For homologous proteins, it is recommended to download more sequences. Generally, selecting protein data from 5 closely related species is sufficient. If the BUSCO completeness score is not high enough, you can expand the range of closely related species and include more proteins, even 8000 up to one million proteins. Additionally, you can use the BUSCO database proteins as input files, such as copying the "embryophyta_odb10/ancestral" file as "embryophyta.pep.fa".

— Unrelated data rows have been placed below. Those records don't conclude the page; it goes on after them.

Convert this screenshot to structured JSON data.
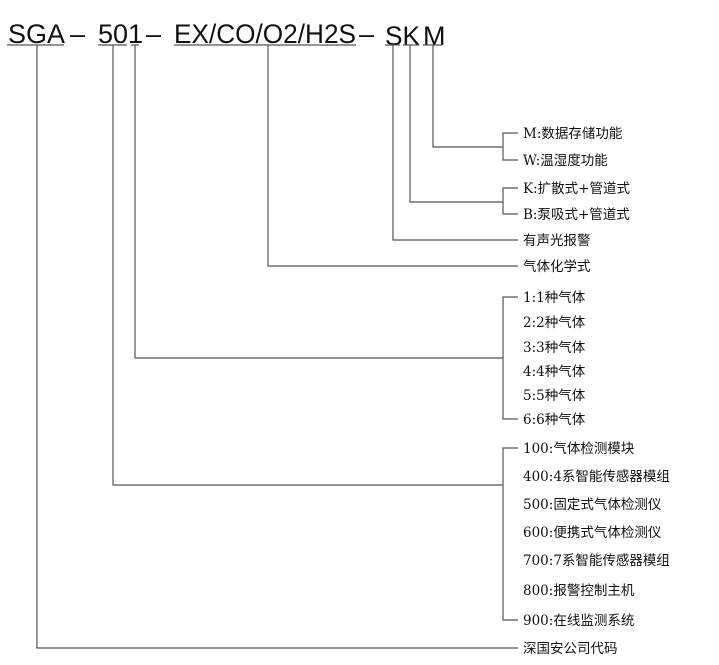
{
  "model_code": {
    "parts": [
      "SGA",
      "–",
      "501",
      "–",
      "EX/CO/O2/H2S",
      "–",
      "SK",
      "M"
    ]
  },
  "branches": {
    "storage": [
      "M:数据存储功能",
      "W:温湿度功能"
    ],
    "sampling": [
      "K:扩散式+管道式",
      "B:泵吸式+管道式"
    ],
    "alarm": "有声光报警",
    "gas_formula": "气体化学式",
    "gas_count": [
      "1:1种气体",
      "2:2种气体",
      "3:3种气体",
      "4:4种气体",
      "5:5种气体",
      "6:6种气体"
    ],
    "series": [
      "100:气体检测模块",
      "400:4系智能传感器模组",
      "500:固定式气体检测仪",
      "600:便携式气体检测仪",
      "700:7系智能传感器模组",
      "800:报警控制主机",
      "900:在线监测系统"
    ],
    "company": "深国安公司代码"
  }
}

It now also supports inputting a GFF file for de novo prediction as evidence. The format example is as follows, and please note that an absolute path must be provided:
/project/99.EviAnn/00.used_data/Augustus.gff
/project/99.EviAnn/00.used_data/GeneMark.gff
Example:
You just need to soft link zgtools to your usual bin folder such as【~/bin】, or use an absolute path such as【/project/softawre/zgtools-EviAnn_2.0.2_v2/zgtools EviAnn】, Be sure to have【hisat2】and【seqkit】in your $PATH.
Usage:
zgtools EviAnn genome.fa Pep_dir/ RNAseq_dir/ 60 3 Pair_NGS other.gff.list
genome.fa --Genome File
Pep_dir/ --Homo Pep Dir
RNAseq_dir/ --RNAseq Dir
60 --Threads
3 --Parallel Task Num
Pair_NGS --RNAseq Type(Pair_NGS/Single_NGS)
other.gff.list --Other Gff List
Example1:
zgtools EviAnn 00.used_data/genome.fa 00.used_data/00.homo_data/ 00.used_data/01.RNA_data/ 60 3 Pair_NGS denovo.gff.list
Example2:
zgtools EviAnn 00.used_data/genome.fa 00.used_data/00.homo_data/ 00.used_data/01.RNA_data/ 60 3 Single_NGS none
Note that the total Threads are threads multiplied by Parallel Task Num, for example: 60 x 3 = 180 threads.
This is the command【zgtools EviAnn genome.fa 00.homo_data/ 01.RNA_data/ 60 3 Pair_NGS other.gff.list】runtime log:
In the output directory, the main files include: EviAnn.gene.gff, EviAnn.pep.fa, EviAnn.cds.fa, and EviAnn.transcripts.fa, which are the gene GFF3 file with pseudogene annotations, protein sequences, CDS sequences, and transcript sequences, respectively.